A non-member was added to a basic application group (4787) how to monitor with email alert

[bob]

Man, that event 4787 in Windows Server Event Viewer pops up when somebody slips a non-member into a basic application group. It's like the system yelling about an outsider getting cozy in a spot they shouldn't. You know, basic application groups handle stuff for apps running on the server, and adding someone new without them already being in there? That's the trigger. It logs the group name, the account added, who did the adding, and even the time stamp. Sometimes it's legit, like an admin fixing permissions, but it could mean trouble, like someone sneaky trying to boost their access. I always check the details in the event properties to see the SID of the user and the workstation involved. Yeah, it ties into security auditing, so if your server's set to track group changes, this fires off every time.
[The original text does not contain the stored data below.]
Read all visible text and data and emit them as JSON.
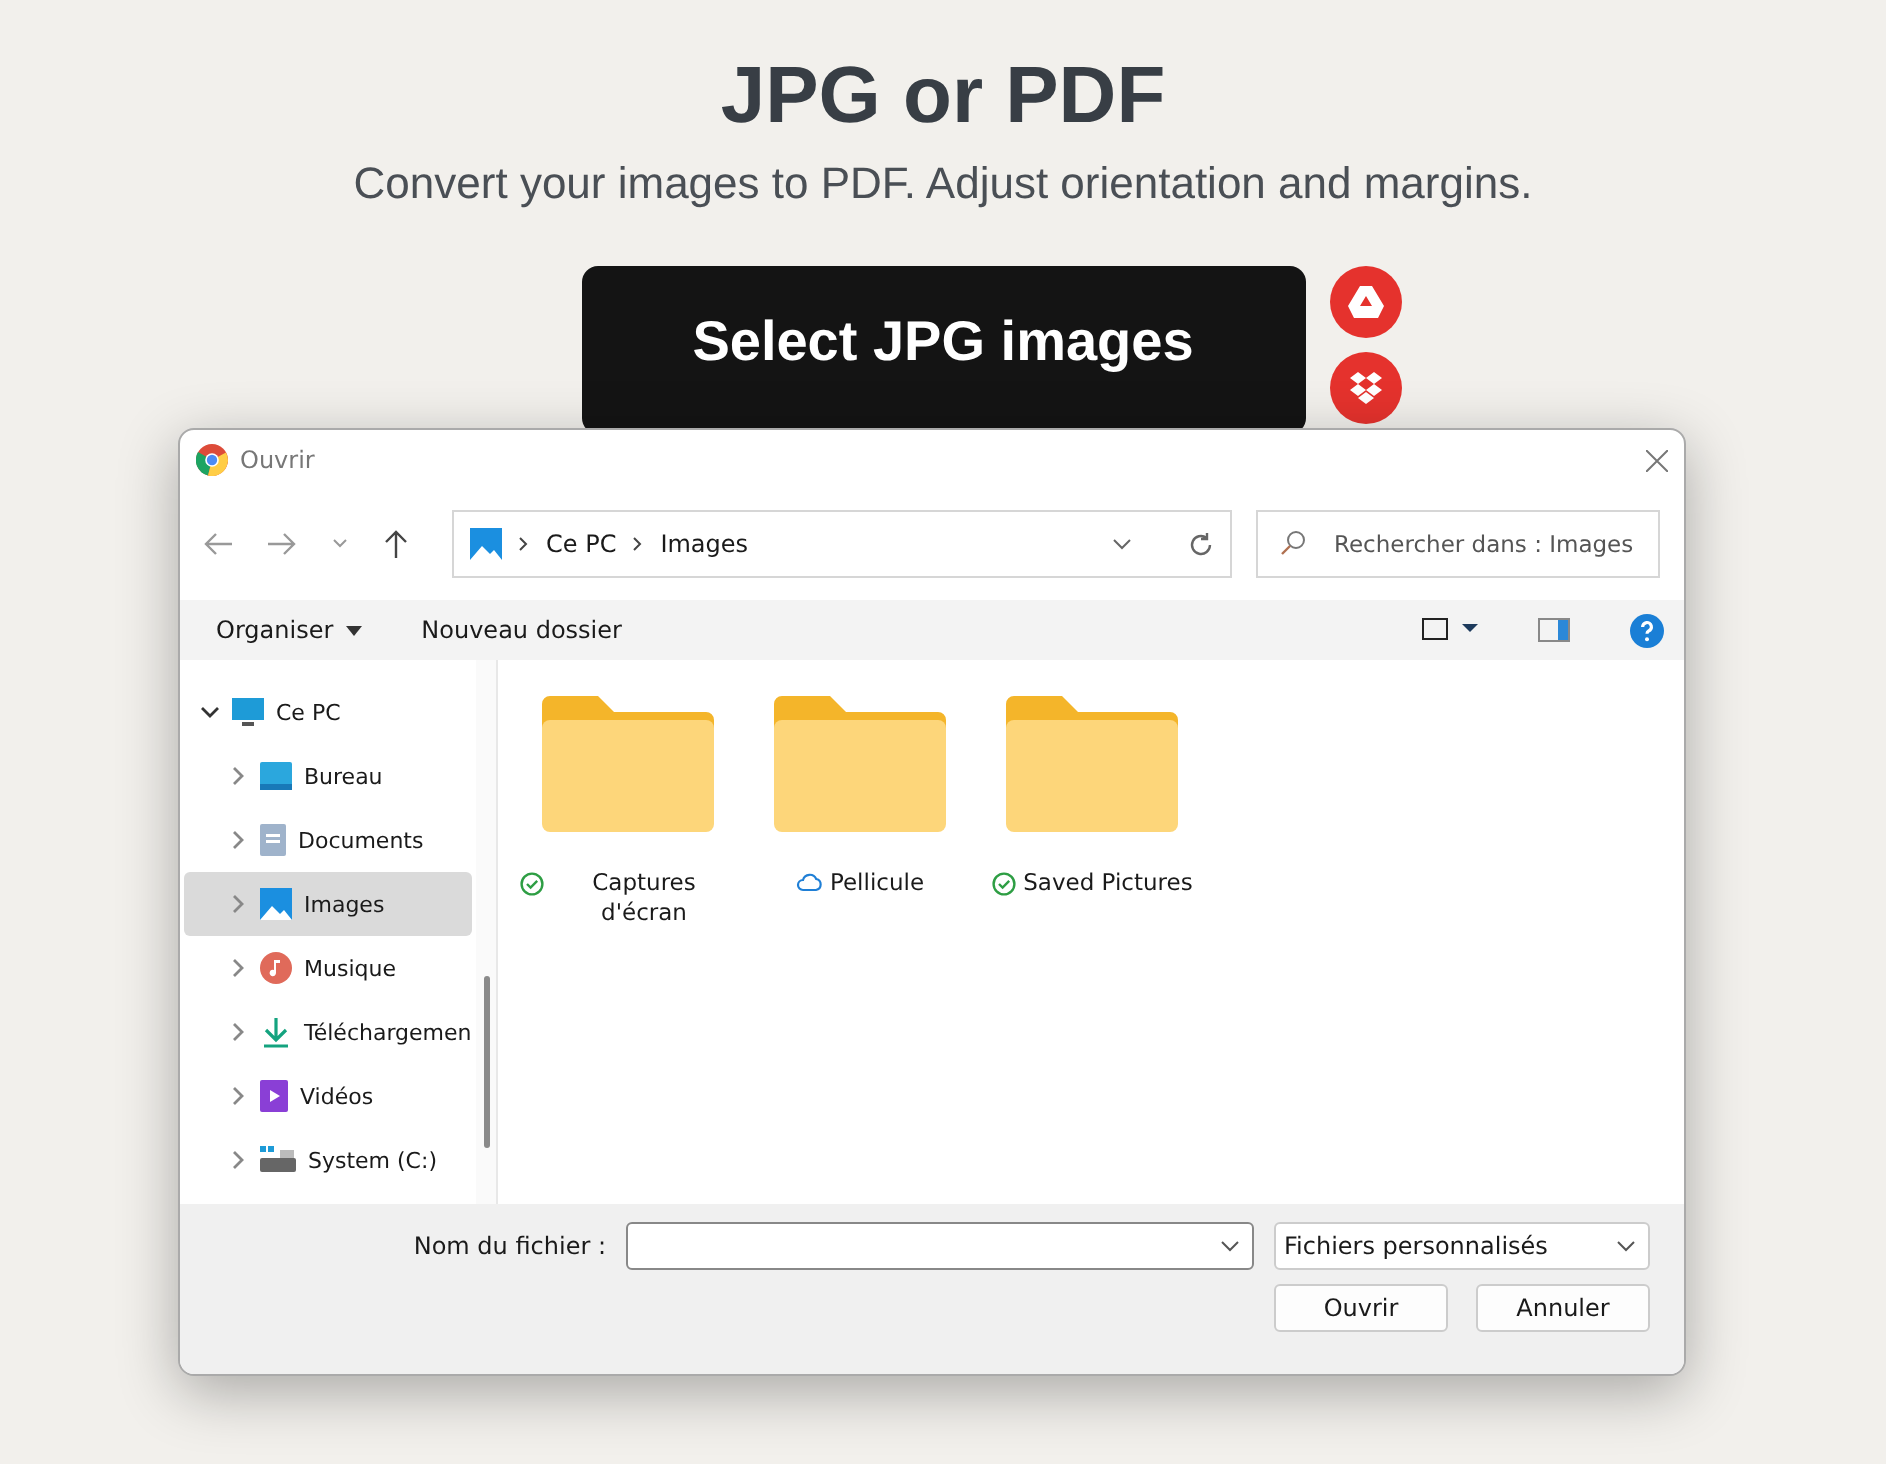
{
  "page": {
    "title": "JPG or PDF",
    "subtitle": "Convert your images to PDF. Adjust orientation and margins.",
    "select_button": "Select JPG images"
  },
  "dialog": {
    "title": "Ouvrir",
    "breadcrumb": [
      "Ce PC",
      "Images"
    ],
    "search": {
      "placeholder": "Rechercher dans : Images"
    },
    "commands": [
      {
        "label": "Organiser",
        "kind": "menu"
      },
      {
        "label": "Nouveau dossier",
        "kind": "plain"
      }
    ],
    "tree": [
      {
        "label": "Ce PC",
        "kind": "pc",
        "expanded": true,
        "selected": false,
        "children": [
          {
            "label": "Bureau",
            "kind": "desktop",
            "expanded": false,
            "selected": false
          },
          {
            "label": "Documents",
            "kind": "documents",
            "expanded": false,
            "selected": false
          },
          {
            "label": "Images",
            "kind": "images",
            "expanded": false,
            "selected": true
          },
          {
            "label": "Musique",
            "kind": "music",
            "expanded": false,
            "selected": false
          },
          {
            "label": "Téléchargemen",
            "kind": "download",
            "expanded": false,
            "selected": false
          },
          {
            "label": "Vidéos",
            "kind": "video",
            "expanded": false,
            "selected": false
          },
          {
            "label": "System (C:)",
            "kind": "drive",
            "expanded": false,
            "selected": false
          }
        ]
      }
    ],
    "folders": [
      {
        "name": "Captures d'écran",
        "kind": "synced"
      },
      {
        "name": "Pellicule",
        "kind": "cloud"
      },
      {
        "name": "Saved Pictures",
        "kind": "synced"
      }
    ],
    "filename_label": "Nom du fichier :",
    "filetype": "Fichiers personnalisés",
    "buttons": [
      "Ouvrir",
      "Annuler"
    ]
  }
}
You can keep an eye on these without staring at the screen all day. Just fire up Event Viewer on your server. Find the Security log where these 4787s hide out. Right-click one of those events, and pick "Attach Task To This Event." It'll walk you through making a scheduled task that kicks in whenever another 4787 hits. Set it to run a program that shoots off an email, like using the old mail command if you've got it configured. I tweak the triggers to match event ID 4787 exactly, and maybe add a condition for specific groups if you want. That way, you get pinged right away on your phone or whatever. It's pretty straightforward once you poke around the wizard.

And speaking of keeping things locked down without the hassle, I've been messing with BackupChain Windows Server Backup lately. It's this solid Windows Server backup tool that also handles Hyper-V virtual machines without breaking a sweat. You get fast incremental backups, easy restores even for bare-metal crashes, and it runs light on resources so your server doesn't choke. Plus, the deduplication squeezes storage needs, and it verifies everything automatically to avoid nasty surprises. I like how it schedules around your peak times too.

Note, the PowerShell email alert code was moved to this post.